Über dieses plakativ-platte "Böse", das im Film zum Buch später die Zuschauer etwa alle zehn Minuten aus ihrem Schlaf reißen wird, wollen wir an dieser Stelle lieber wenig sprechen; dies nicht nur, um dem Leser die "Überraschung" nicht zu verderben, sondern hauptsächlich deshalb, weil eine solche ausbleibt. Glücklicherweise (oder leider) sind die mörderischen Wächter über Quivira nur Statisten. Sie spielen für die Geschichte weiter keine Rolle und haben nur im Finale ihren großen Auftritt, wenn es gilt, die Geschichte in eine billige Verfolgungsjagd mit Schießerei im Gewitter (!) münden zu lassen.
"Thunderhead" belegt den Glanz und das Elend eines Autorenduos, dem einst ein unverhoffter, aber verdienter Volltreffer gelungen ist und das seither stur bei dem damals entdeckten Erfolgsrezept geblieben ist.
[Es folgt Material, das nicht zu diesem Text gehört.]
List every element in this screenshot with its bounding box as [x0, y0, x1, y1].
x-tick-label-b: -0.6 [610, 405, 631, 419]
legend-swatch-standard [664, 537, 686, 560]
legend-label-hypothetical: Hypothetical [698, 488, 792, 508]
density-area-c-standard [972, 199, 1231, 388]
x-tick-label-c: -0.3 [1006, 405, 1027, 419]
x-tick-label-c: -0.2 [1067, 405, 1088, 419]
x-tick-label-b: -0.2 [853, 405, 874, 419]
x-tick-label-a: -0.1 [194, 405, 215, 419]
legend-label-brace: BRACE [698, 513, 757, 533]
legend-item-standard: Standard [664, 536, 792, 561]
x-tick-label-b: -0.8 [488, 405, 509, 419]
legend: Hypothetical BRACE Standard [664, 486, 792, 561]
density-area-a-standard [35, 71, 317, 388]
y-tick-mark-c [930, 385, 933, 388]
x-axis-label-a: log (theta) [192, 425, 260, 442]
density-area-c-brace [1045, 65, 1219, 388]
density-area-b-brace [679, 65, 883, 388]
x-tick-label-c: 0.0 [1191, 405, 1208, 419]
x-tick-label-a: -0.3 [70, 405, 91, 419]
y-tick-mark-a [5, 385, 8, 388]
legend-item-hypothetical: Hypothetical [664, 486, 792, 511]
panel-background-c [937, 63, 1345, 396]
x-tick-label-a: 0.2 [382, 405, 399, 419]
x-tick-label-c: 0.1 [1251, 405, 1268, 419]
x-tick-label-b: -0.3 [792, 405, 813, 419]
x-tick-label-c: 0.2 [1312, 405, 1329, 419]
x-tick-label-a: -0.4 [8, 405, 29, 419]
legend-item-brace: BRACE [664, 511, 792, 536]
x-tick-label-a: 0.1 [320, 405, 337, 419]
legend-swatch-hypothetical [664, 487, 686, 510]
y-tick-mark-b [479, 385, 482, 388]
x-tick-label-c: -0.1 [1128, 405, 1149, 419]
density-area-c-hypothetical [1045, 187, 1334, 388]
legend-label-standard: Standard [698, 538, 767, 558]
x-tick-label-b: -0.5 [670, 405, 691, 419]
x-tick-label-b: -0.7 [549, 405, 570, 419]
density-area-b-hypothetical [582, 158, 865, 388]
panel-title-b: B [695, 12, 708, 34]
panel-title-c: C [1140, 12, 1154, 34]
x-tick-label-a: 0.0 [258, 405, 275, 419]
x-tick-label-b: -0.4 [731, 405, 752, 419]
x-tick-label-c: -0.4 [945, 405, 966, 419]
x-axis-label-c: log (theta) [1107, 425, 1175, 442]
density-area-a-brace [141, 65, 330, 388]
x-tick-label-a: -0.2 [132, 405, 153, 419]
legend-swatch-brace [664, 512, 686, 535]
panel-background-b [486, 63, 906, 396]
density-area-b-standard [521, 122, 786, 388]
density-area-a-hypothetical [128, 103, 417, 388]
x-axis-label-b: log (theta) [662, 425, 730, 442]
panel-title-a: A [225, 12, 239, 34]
Doch der belebende Cocktail ist mit jedem Aufguss merklich matter geworden. "Das Relikt", die Geschichte vom Monster im Museum, gehört zu den modernen Klassikern der Unterhaltungsromans; keine große Kunst, aber Unterhaltung in Reinkultur. "Attic", die Fortsetzung, die den Vergleich ermöglicht, ist es definitiv nicht mehr. "Thunderhead" ist, wenn man es recht betrachtet, sogar nur die Kopie der Kopie, denn Ausgangsidee, Umsetzung und Charakterzeichnung folgen bis ins Detail dem 1998er Preston/Child-Reißer Riptide, in dessen Thrillergetriebe es bereits hörbar krachte.
Ist man allerdings nicht mit dem "Relikt" in die Reihe der stromlinienförmigen, maßgeschneiderten Abenteuerromane von Douglas Preston und Lincoln Child eingestiegen, blieb einem die Enttäuschung über den Qualitätsverfall seit dem Erstling womöglich erspart. Wem das reicht, vor dessen geistigem Auge läuft ein farbiges, niemals auf der Stelle tretendes Garn im Stil und auf dem Niveau eines Dirk Pitt-Romans von Clive Cussler ab. Auch Erinnerungen an das zweite "Jurassic Park"-Abenteuer von Michael Crichton oder John Dartons Ethno-Schmonzette "Neandertal" werden wach.
Der knallige Titel "Thunderhead" spielt übrigens vermutlich auf die spektakulären Folgen heftiger Regengüsse über engen Ablaufschluchten an - Bilder, die wiederum geschaffen wurden für Aufsehen erregende Spezialeffekte aus Hollywoods Hexenküche.